I can't say, and neither can you. In any case, it's a mistake to see the behaviour of the Russian government as being driven by an affinity for fascism - as much or more of a mistake as to exaggerate the influence of the far right on the centre-right government of Ukraine. Each preside over capitalist states based on rapacious oligarchs who switch sides with abandon whenever they perceive a shift in the balance of forces. They differ only in the degree of their independence from the US and the EU. They each appeal to traditional nationalism and enjoy a high level of mass support. The liberal left is very weak and the revolutionary left virtually absent in both countries. 

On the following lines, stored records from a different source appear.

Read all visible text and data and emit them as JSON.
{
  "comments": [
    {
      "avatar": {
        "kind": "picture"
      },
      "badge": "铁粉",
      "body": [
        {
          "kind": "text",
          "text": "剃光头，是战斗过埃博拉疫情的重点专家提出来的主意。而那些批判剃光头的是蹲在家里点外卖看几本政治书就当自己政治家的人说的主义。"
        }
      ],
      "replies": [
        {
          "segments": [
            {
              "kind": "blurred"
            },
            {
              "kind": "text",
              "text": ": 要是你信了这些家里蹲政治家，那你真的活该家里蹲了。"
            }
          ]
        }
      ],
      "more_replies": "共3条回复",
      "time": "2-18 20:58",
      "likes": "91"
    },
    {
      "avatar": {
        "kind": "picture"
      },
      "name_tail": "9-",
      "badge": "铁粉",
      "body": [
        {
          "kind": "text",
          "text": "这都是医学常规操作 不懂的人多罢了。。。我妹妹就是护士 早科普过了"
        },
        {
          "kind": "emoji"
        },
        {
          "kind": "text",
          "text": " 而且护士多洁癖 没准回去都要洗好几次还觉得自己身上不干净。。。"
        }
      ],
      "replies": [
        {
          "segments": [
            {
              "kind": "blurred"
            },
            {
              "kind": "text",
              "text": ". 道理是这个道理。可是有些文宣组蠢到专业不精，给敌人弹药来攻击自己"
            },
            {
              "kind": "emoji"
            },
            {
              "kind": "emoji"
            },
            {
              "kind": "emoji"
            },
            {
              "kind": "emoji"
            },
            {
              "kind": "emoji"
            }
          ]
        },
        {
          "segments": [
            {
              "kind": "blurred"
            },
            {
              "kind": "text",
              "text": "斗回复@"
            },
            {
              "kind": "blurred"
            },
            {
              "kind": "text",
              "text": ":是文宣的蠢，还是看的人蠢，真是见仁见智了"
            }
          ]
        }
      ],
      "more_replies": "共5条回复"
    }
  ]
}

In other words, they are much more alike than dissimilar at the level of both the state and mass political culture. I became interested in this discussion because I don't believe, as I said at the time, that we have a dog in this fight. Louis and others, perhaps including yourself, believe that we do, having idealized the Euromaidan as a class movement rather than an ethnocentric one dominated by right-wing nationalists inviting confrontation with Russia and the Russian-speaking Ukrainian provinces in the east. In effect, you've thrown in your lot behind a process which has both dangerously destabilized the region and will almost certainly lead to a further lowering of living standards for the mass of the population in both halves of the country.

Whether Putin has or has not some nebulous "connection" to European far right individuals or parties is beside the point.